XV – LES MYSTÈRES DU GRAND ŒUVRE
    Le sorcier regarda un instant Brancaillon, et le poing du géant, levé pour assommer son adversaire, aussitôt retomba. L’ermite recula effaré, se couvrit le visage de son capuchon et murmura :
    – Je suis vivant, maître, je suis vivant !
    Son pauvre esprit sombra dans l’épouvante. Saïtano l’eût renversé en le touchant du bout du doigt.
    – Va-t’en, dit-il.
    – Tout de suite ! fit Brancaillon enchanté.
    Et il s’en alla, trébuchant, tandis que le roi et les gentilshommes qui l’entouraient éclataient de rire.
    – Allons, cria Charles avec une gaieté fébrile, voici notre ermite qui ne veut pas confesser le brave capitaine des gardes de Madame la reine. Sorcier, voudrais-tu donc te charger de la besogne ?
    Saïtano s’inclina, plia en deux sa longue échine, et se redressant, d’un ton sinistrement jovial :
    – S’il plaît à Votre Majesté…
    – Mais je ne veux pas, moi ! dit sourdement Bois-Redon.
    La reine, qui avait d’abord paru se désintéresser du sort de son capitaine, assistait maintenant à cette scène avec une profonde attention. D’étranges pensées montaient lentement dans son esprit, et y érigeaient des images qui surexcitaient en elle un funèbre intérêt. Elle ne quittait pas Saïtano des yeux, et un espoir imperceptible, éloigné encore comme une pâle étoile perdue au fond des nuées, la faisait palpiter.
    – Sire, dit Saïtano du même accent bizarre et jovial, Votre Majesté m’a déjà vu à l’œuvre. Vous savez que je puis calmer les appréhensions de cet homme qui va mourir… Mourir, entendez-vous ? C’est chose assez grave, il me semble. Laissez-moi au moins lui faire la mort plus douce.

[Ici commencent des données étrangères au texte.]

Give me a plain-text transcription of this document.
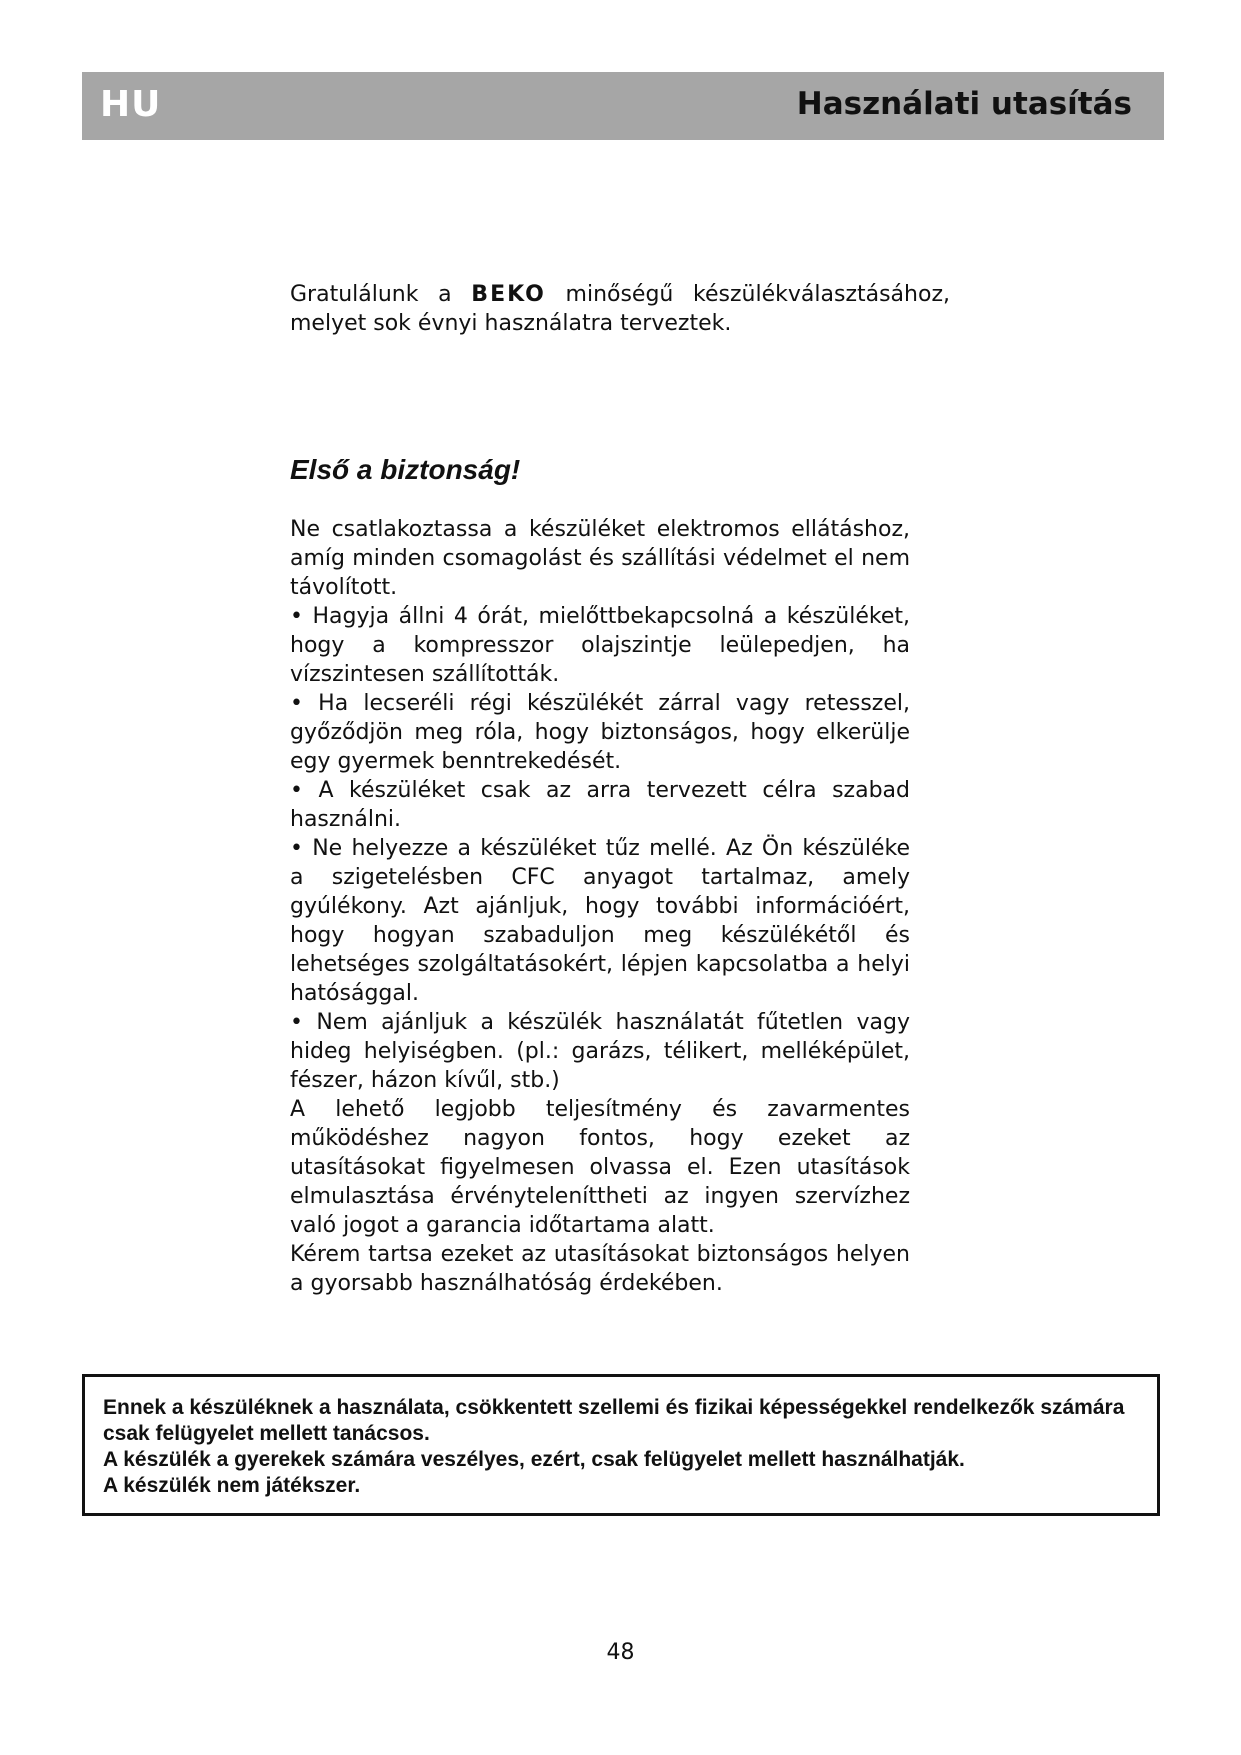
HU	Használati utasítás
Gratulálunk a BEKO minőségű készülékválasztásához, melyet sok évnyi használatra terveztek.
Első a biztonság!

Ne csatlakoztassa a készüléket elektromos ellátáshoz, amíg minden csomagolást és szállítási védelmet el nem távolított.

• Hagyja állni 4 órát, mielőttbekapcsolná a készüléket, hogy a kompresszor olajszintje leülepedjen, ha vízszintesen szállították.

• Ha lecseréli régi készülékét zárral vagy retesszel, győződjön meg róla, hogy biztonságos, hogy elkerülje egy gyermek benntrekedését.

• A készüléket csak az arra tervezett célra szabad használni.

• Ne helyezze a készüléket tűz mellé. Az Ön készüléke a szigetelésben CFC anyagot tartalmaz, amely gyúlékony. Azt ajánljuk, hogy további információért, hogy hogyan szabaduljon meg készülékétől és lehetséges szolgáltatásokért, lépjen kapcsolatba a helyi hatósággal.

• Nem ajánljuk a készülék használatát fűtetlen vagy hideg helyiségben. (pl.: garázs, télikert, melléképület, fészer, házon kívűl, stb.)

A lehető legjobb teljesítmény és zavarmentes működéshez nagyon fontos, hogy ezeket az utasításokat figyelmesen olvassa el. Ezen utasítások elmulasztása érvényteleníttheti az ingyen szervízhez való jogot a garancia időtartama alatt.

Kérem tartsa ezeket az utasításokat biztonságos helyen a gyorsabb használhatóság érdekében.

Ennek a készüléknek a használata, csökkentett szellemi és fizikai képességekkel rendelkezők számára csak felügyelet mellett tanácsos.
A készülék a gyerekek számára veszélyes, ezért, csak felügyelet mellett használhatják.
A készülék nem játékszer.
48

    – Soit ! dit le roi en détournant la tête. Je veux bien qu’il s’en aille de ce monde, car il a cruellement offensé… la reine ! Mais je ne tiens pas à le faire souffrir.
    – Passions ! rugit en lui-même Saïtano. Pauvres minuscules passions qui, de votre souffle si léger, causez de tels bouleversements parmi les hommes ! Vie imbécile ! Vie stupide ! Inanité, vanité effroyable de cette vie sans but ! – Que c’est pauvre ! Et quel hideux désordre ! ajouta-t-il tout haut dans un strident éclat de rire.
    Nul ne comprit ces exclamations.
    Le roi seul, le fou les écouta gravement, et, sans savoir pourquoi, approuva d’un signe de tête.
    Saïtano s’approcha vers Bois-Redon. Le capitaine cria :
    « Arrière ! Va-t’en au diable ! » Et, se tournant vers l’exécuteur :
    – Allons, fais ton office. Par Notre-Dame, faut-il tant de façons pour attacher une cravate de chanvre au cou d’un gentilhomme ?…
    – Écoutez, murmura le sorcier à voix basse, je vous suis envoyé par la reine.
    Bois-Redon tressaillit. Une légère rougeur se plaqua sur son visage de poupée jusque-là livide.
    – La reine ? balbutia-t-il avec ferveur, comme il eût dit : « La vierge puissante ! La reine des cieux ! »
    – Voulez-vous donc la désespérer ? reprit rapidement Saïtano.
    – Moi ! fit le colosse avec stupeur. Moi qui meurs pour elle ! Moi qui consentirais à subir dix fois le supplice qu’on va m’infliger !…
    – Eh bien ! si vous voulez qu’elle vous garde un souvenir d’amour dans son cœur, buvez ceci !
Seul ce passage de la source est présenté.